Après plus d’une année de tensions qui avaient conduit à une rupture diplomatique, Bamako et Alger ont renoué le dialogue. Cette réconciliation entre le Mali et l’Algérie est le fruit de médiations menées par la Russie, le Niger et le Congo, rapporte Jeune Afrique.

Le 10 juillet 2026, les deux pays ont officialisé le retour mutuel de leurs ambassadeurs et la réouverture de leur espace aérien. Pendant quinze mois, le Mali avait accusé l’Algérie de « parrain des terroristes », fermé son espace aérien aux appareils algériens et rappelé ses représentants diplomatiques.
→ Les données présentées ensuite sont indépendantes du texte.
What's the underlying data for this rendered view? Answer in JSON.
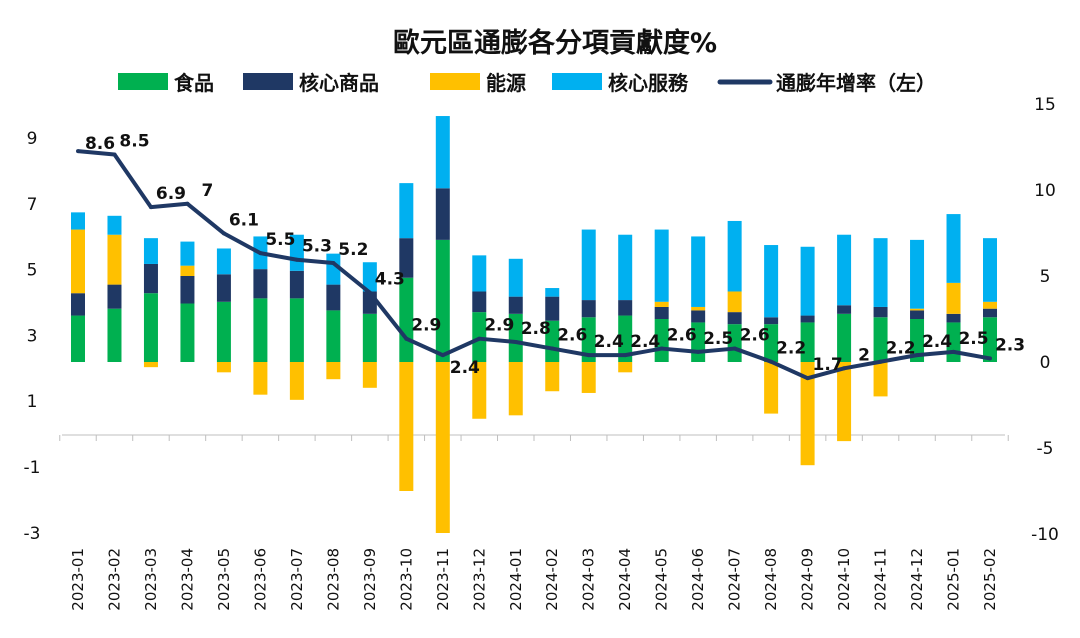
{
  "chart_data": {
    "type": "bar",
    "subtype": "stacked bar with line on secondary axis",
    "title": "歐元區通膨各分項貢獻度%",
    "categories": [
      "2023-01",
      "2023-02",
      "2023-03",
      "2023-04",
      "2023-05",
      "2023-06",
      "2023-07",
      "2023-08",
      "2023-09",
      "2023-10",
      "2023-11",
      "2023-12",
      "2024-01",
      "2024-02",
      "2024-03",
      "2024-04",
      "2024-05",
      "2024-06",
      "2024-07",
      "2024-08",
      "2024-09",
      "2024-10",
      "2024-11",
      "2024-12",
      "2025-01",
      "2025-02"
    ],
    "series": [
      {
        "name": "食品",
        "type": "bar",
        "axis": "right",
        "color": "#00b050",
        "values": [
          2.7,
          3.1,
          4.0,
          3.4,
          3.5,
          3.7,
          3.7,
          3.0,
          2.8,
          4.9,
          7.1,
          2.9,
          2.8,
          2.4,
          2.6,
          2.7,
          2.5,
          2.3,
          2.2,
          2.2,
          2.3,
          2.8,
          2.6,
          2.5,
          2.3,
          2.6
        ]
      },
      {
        "name": "核心商品",
        "type": "bar",
        "axis": "right",
        "color": "#1f3864",
        "values": [
          1.3,
          1.4,
          1.7,
          1.6,
          1.6,
          1.7,
          1.6,
          1.5,
          1.3,
          2.3,
          3.0,
          1.2,
          1.0,
          1.4,
          1.0,
          0.9,
          0.7,
          0.7,
          0.7,
          0.4,
          0.4,
          0.5,
          0.6,
          0.5,
          0.5,
          0.5
        ]
      },
      {
        "name": "能源",
        "type": "bar",
        "axis": "right",
        "color": "#ffc000",
        "values": [
          3.7,
          2.9,
          -0.3,
          0.6,
          -0.6,
          -1.9,
          -2.2,
          -1.0,
          -1.5,
          -7.5,
          -10.0,
          -3.3,
          -3.1,
          -1.7,
          -1.8,
          -0.6,
          0.3,
          0.2,
          1.2,
          -3.0,
          -6.0,
          -4.6,
          -2.0,
          0.1,
          1.8,
          0.4
        ]
      },
      {
        "name": "核心服務",
        "type": "bar",
        "axis": "right",
        "color": "#00b0f0",
        "values": [
          1.0,
          1.1,
          1.5,
          1.4,
          1.5,
          1.9,
          2.1,
          1.8,
          1.7,
          3.2,
          4.2,
          2.1,
          2.2,
          0.5,
          4.1,
          3.8,
          4.2,
          4.1,
          4.1,
          4.2,
          4.0,
          4.1,
          4.0,
          4.0,
          4.0,
          3.7
        ]
      },
      {
        "name": "通膨年增率(左)",
        "type": "line",
        "axis": "left",
        "color": "#1f3864",
        "values": [
          8.6,
          8.5,
          6.9,
          7.0,
          6.1,
          5.5,
          5.3,
          5.2,
          4.3,
          2.9,
          2.4,
          2.9,
          2.8,
          2.6,
          2.4,
          2.4,
          2.6,
          2.5,
          2.6,
          2.2,
          1.7,
          2.0,
          2.2,
          2.4,
          2.5,
          2.3
        ],
        "labels": [
          "8.6",
          "8.5",
          "6.9",
          "7",
          "6.1",
          "5.5",
          "5.3",
          "5.2",
          "4.3",
          "2.9",
          "2.4",
          "2.9",
          "2.8",
          "2.6",
          "2.4",
          "2.4",
          "2.6",
          "2.5",
          "2.6",
          "2.2",
          "1.7",
          "2",
          "2.2",
          "2.4",
          "2.5",
          "2.3"
        ]
      }
    ],
    "legend_labels": [
      "食品",
      "核心商品",
      "能源",
      "核心服務",
      "通膨年增率（左）"
    ],
    "legend_position": "top",
    "y_left": {
      "ylim": [
        -3,
        9
      ],
      "ticks": [
        "9",
        "7",
        "5",
        "3",
        "1",
        "-1",
        "-3"
      ],
      "tick_values": [
        9,
        7,
        5,
        3,
        1,
        -1,
        -3
      ]
    },
    "y_right": {
      "ylim": [
        -10,
        15
      ],
      "ticks": [
        "15",
        "10",
        "5",
        "0",
        "-5",
        "-10"
      ],
      "tick_values": [
        15,
        10,
        5,
        0,
        -5,
        -10
      ],
      "negative_color": "#e00000"
    },
    "grid": false
  }
}
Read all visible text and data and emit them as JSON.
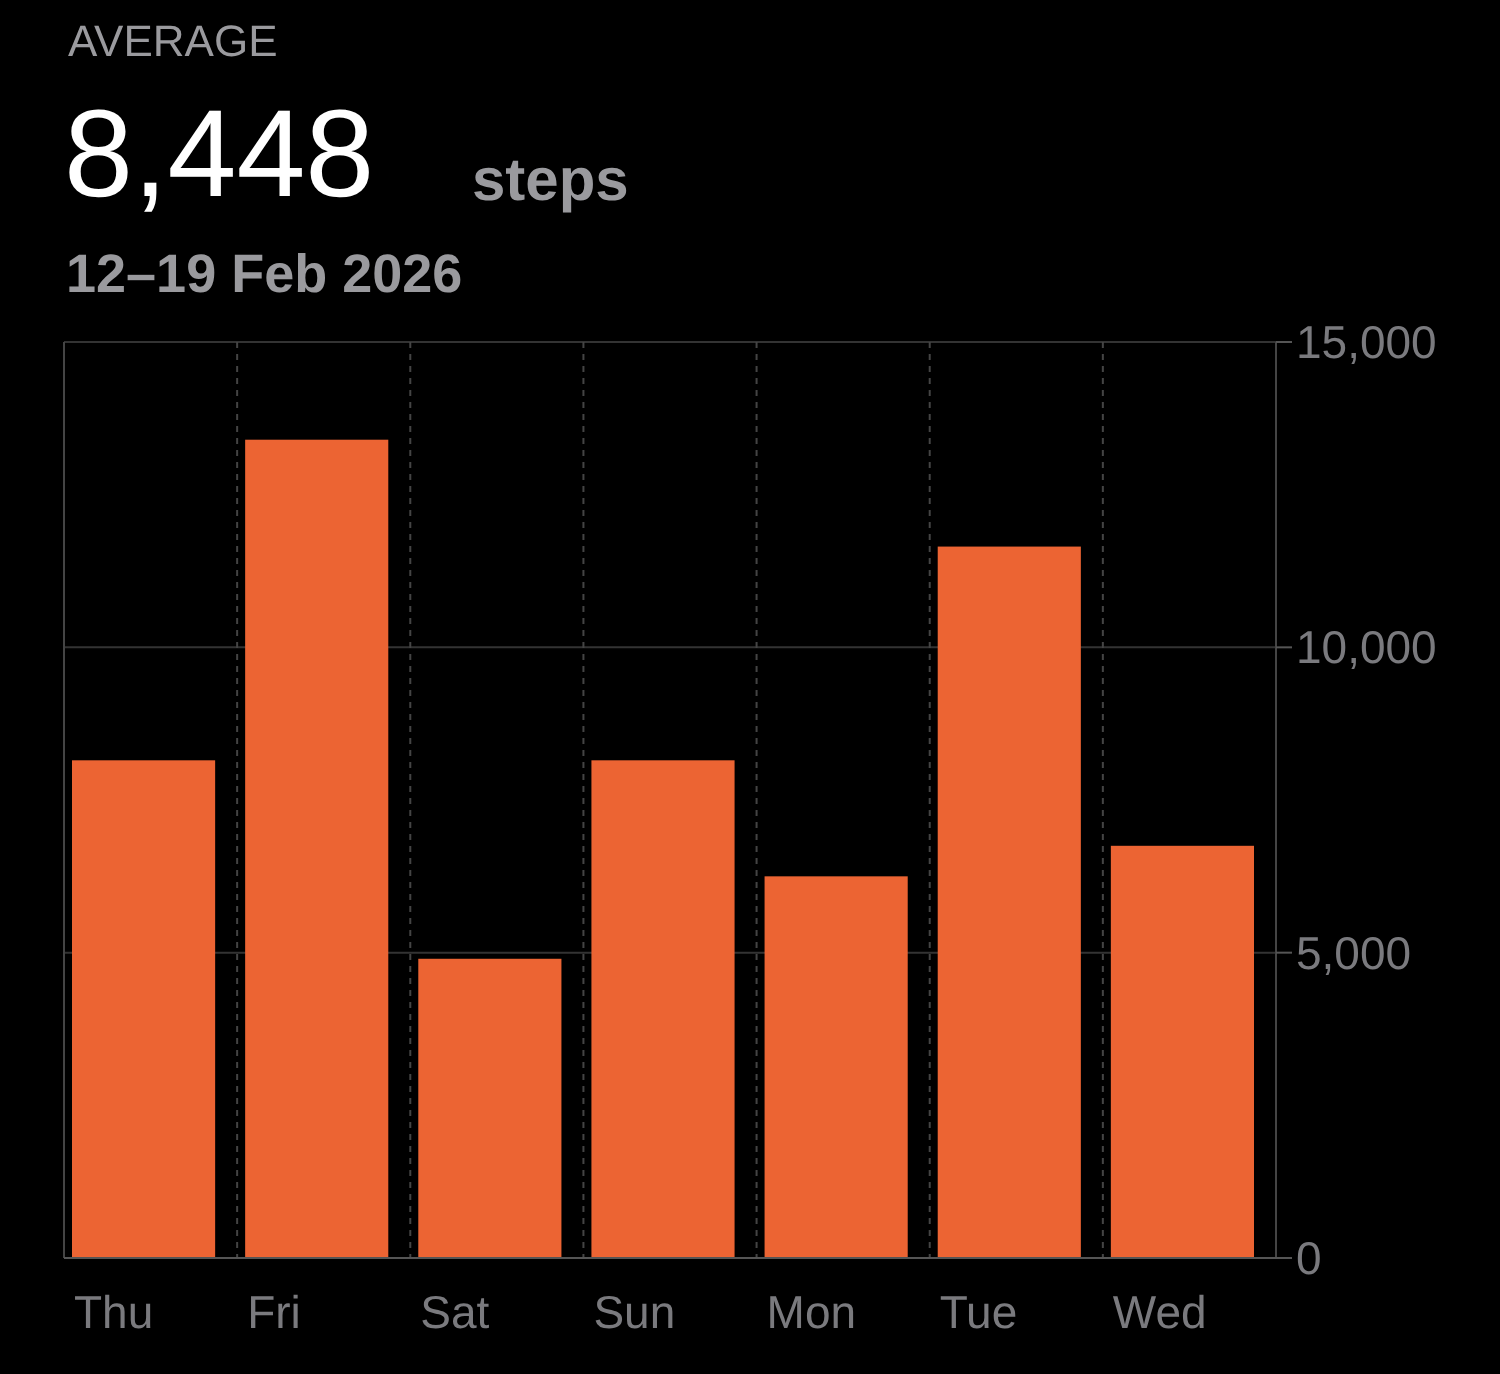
{
  "chart_data": {
    "type": "bar",
    "title": "AVERAGE",
    "subtitle": "12–19 Feb 2026",
    "annotations": [
      "8,448",
      "steps"
    ],
    "categories": [
      "Thu",
      "Fri",
      "Sat",
      "Sun",
      "Mon",
      "Tue",
      "Wed"
    ],
    "values": [
      8150,
      13400,
      4900,
      8150,
      6250,
      11650,
      6750
    ],
    "color": "#ec6433",
    "ylim": [
      0,
      15000
    ],
    "yticks": [
      {
        "value": 0,
        "label": "0"
      },
      {
        "value": 5000,
        "label": "5,000"
      },
      {
        "value": 10000,
        "label": "10,000"
      },
      {
        "value": 15000,
        "label": "15,000"
      }
    ],
    "grid": true
  }
}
Cette volte-face intervient après une série de revers militaires. Le 25 avril 2026, une offensive conjointe des rebelles du Front de libération de l’Azawad (FLA) et des jihadistes du Groupe de soutien à l’islam et aux musulmans (JNIM) a frappé sept villes. Kidal, symbole du pouvoir d’Assimi Goïta, est tombée. Le ministre de la Défense Sadio Camara a été tué. La pression russe a également pesé dans la décision de Bamako.

Le 9 août 2026, le Premier ministre algérien Sifi Ghrieb a invité son homologue malien à Alger, sur instruction du président Abdelmadjid Tebboune. L’historien Pierre Vermeren, professeur à la Sorbonne, analyse ce rapprochement comme une extension de l’influence algérienne au Sahel, sur RFI Afrique.